Because their role is much reduced in a direct listing process, the underwriting banks typically see a fraction of the fees they'd see in an IPO.
The Spotify and Slack offerings and Gurley's recent event have all sparked interest in direct listings, Bank of America's Kell said. Many of the bank's clients and potential customers have been reaching out to it lately about the process, he said.
"The level of dialog has definitely picked up," said Kell.
Lots of companies could go public via a direct listing
Some IPO experts have been dubious that the direct-listing process will catch on widely. Few companies have the name recognition of Spotify or even Slack. Few also are as well capitalized; instead, many need to raise funds for themselves when they go public. There's also been some fear that investment bank's research divisions might shun companies that go public via direct listing, making it harder for them to generate interest in their shares.

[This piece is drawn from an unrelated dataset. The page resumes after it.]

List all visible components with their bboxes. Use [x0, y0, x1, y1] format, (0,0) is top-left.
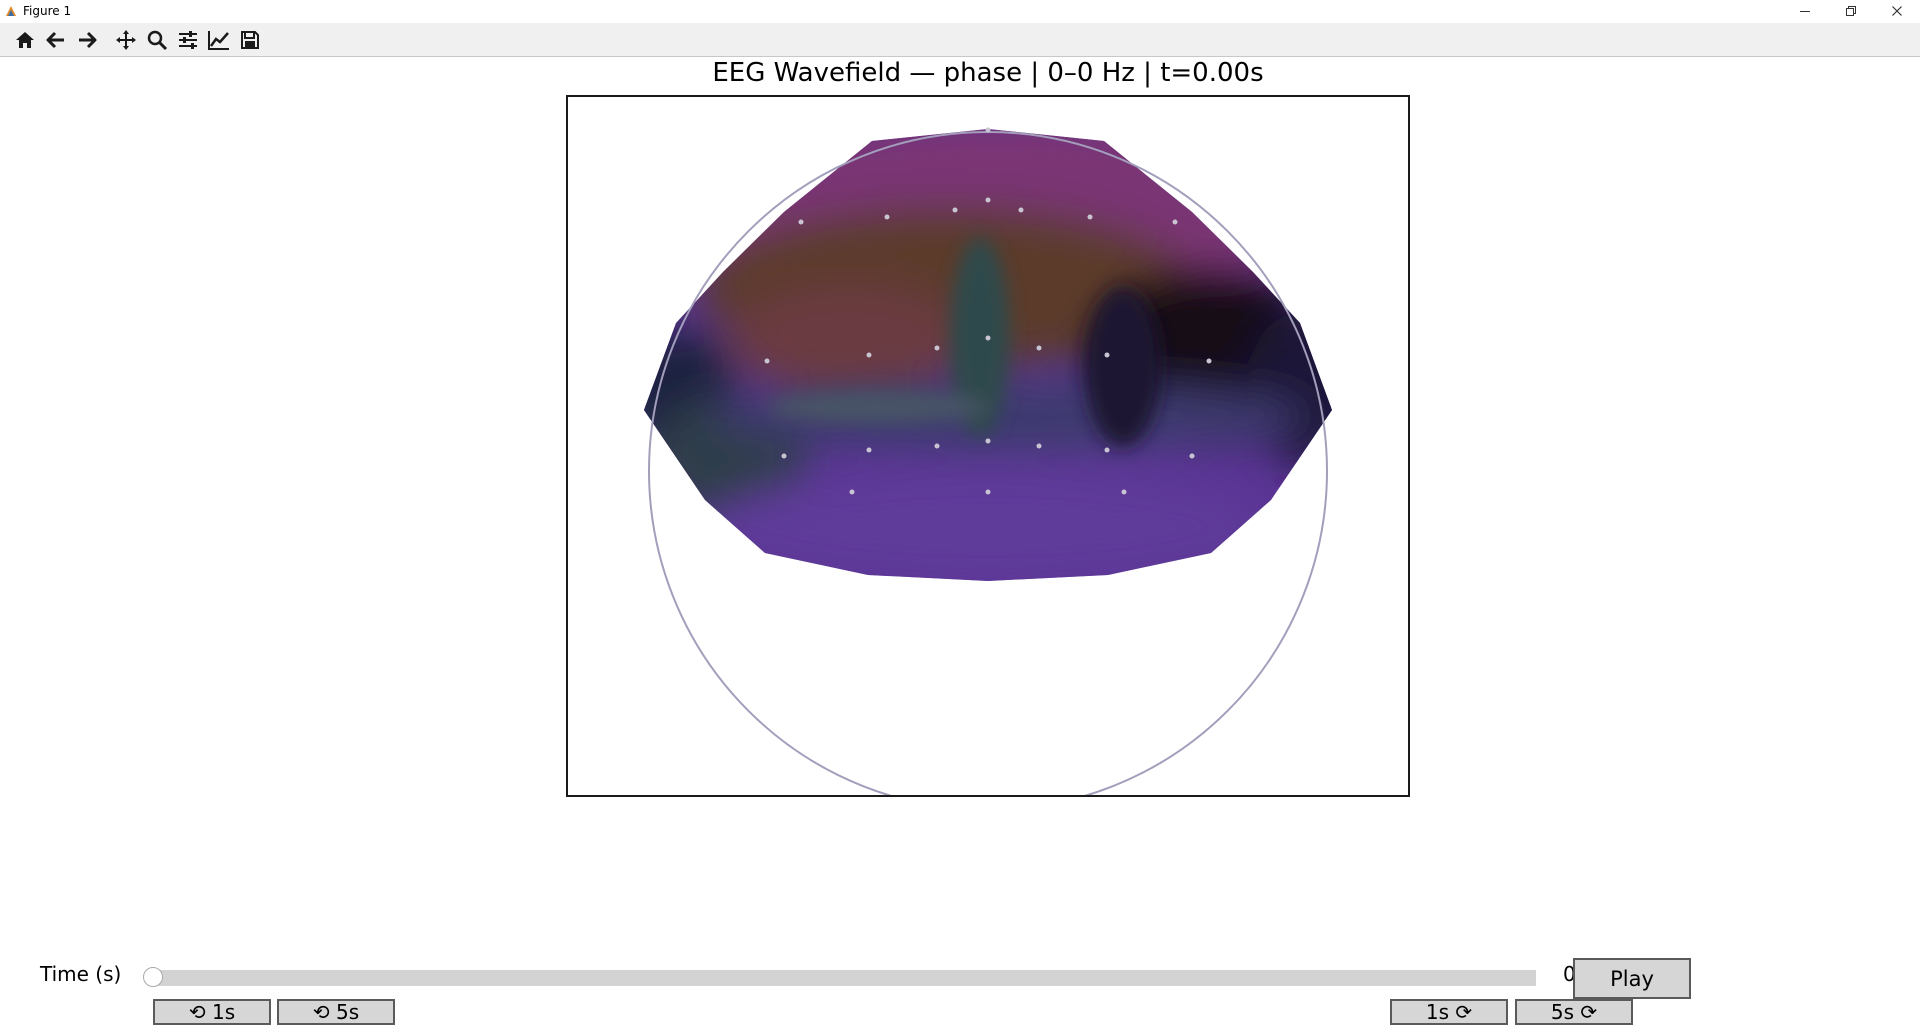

But Kell argues direct listing could end up being used by a much wider swath of companies than skeptics expect. While many companies do use a public offering to raise money for themselves, that doesn't have to be done through a traditional IPO, he noted. Companies could sell shares to big investors in a private placement before or after a direct listing. Or they could do what many public companies do all the time — sell shares to the public after they are already listed.
And while the traditional IPO roadshow can be useful, companies have plenty of ways to market themselves to potential investors, Kell said. Spotify and Slack both gave presentations to potential investors via webcast prior to their offerings.

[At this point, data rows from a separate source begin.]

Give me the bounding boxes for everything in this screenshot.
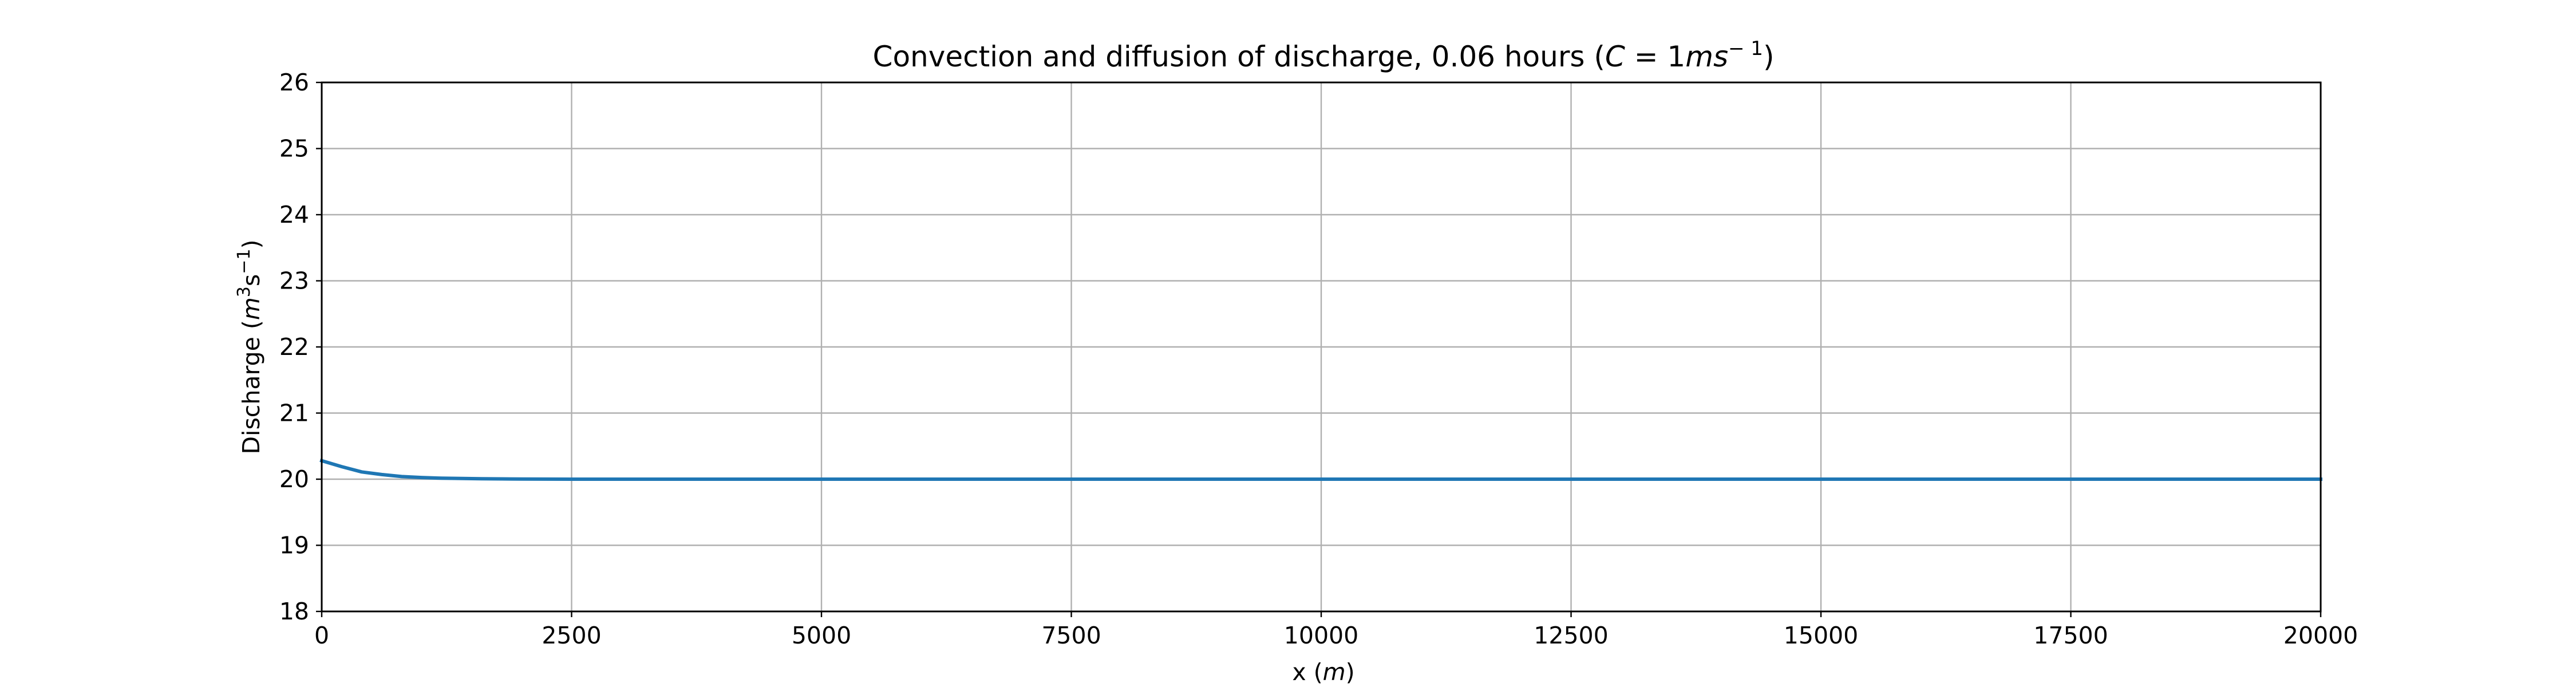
x-tick-label: 12500	[1534, 622, 1608, 649]
chart-title: Convection and diffusion of discharge, 0…	[873, 37, 1775, 73]
x-tick-label: 10000	[1284, 622, 1358, 649]
y-tick-label: 26	[279, 69, 309, 96]
y-axis-label: Discharge (m3s−1)	[234, 239, 266, 454]
y-tick-label: 19	[279, 532, 309, 559]
discharge-series-line	[319, 458, 2322, 481]
x-tick-label: 0	[314, 622, 329, 649]
y-tick-label: 24	[279, 201, 309, 228]
y-tick-label: 20	[279, 465, 309, 493]
x-tick-label: 7500	[1041, 622, 1101, 649]
x-tick-label: 2500	[542, 622, 601, 649]
x-tick-label: 20000	[2283, 622, 2358, 649]
x-tick-label: 15000	[1784, 622, 1858, 649]
y-tick-label: 25	[279, 135, 309, 163]
y-tick-label: 21	[279, 400, 309, 427]
x-tick-label: 5000	[792, 622, 851, 649]
series-layer	[319, 458, 2322, 481]
y-tick-label: 22	[279, 333, 309, 361]
x-tick-label: 17500	[2033, 622, 2108, 649]
axis-ticks: 0 2500 5000 7500 10000 12500 15000 17500 20000 18…	[279, 69, 2358, 649]
y-tick-label: 18	[279, 598, 309, 625]
plot-frame	[321, 81, 2322, 613]
y-tick-label: 23	[279, 267, 309, 295]
x-axis-label: x (m)	[1292, 658, 1354, 686]
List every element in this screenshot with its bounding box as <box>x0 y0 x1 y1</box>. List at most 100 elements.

A direct listing is "a very viable solution for most clients," Kell said.
Airbnb is reportedly planning to go public via a direct listing next year. And Bank of America is working with "a couple" of companies that plan to go public next year via the same process, Kell said.
That's not to say that the industry will suddenly flip and all offerings will be done via direct listings. Both IPOs and direct listings have their benefits and drawbacks, and Bank of America sees its role as helping clients figure out which process best meets their needs, Kell said.
"Direct listings, I think, are an output of the debate that the whole ecosystem is having … (about) how do we fulfill more of the objectives of our clients via an appropriate process," he said.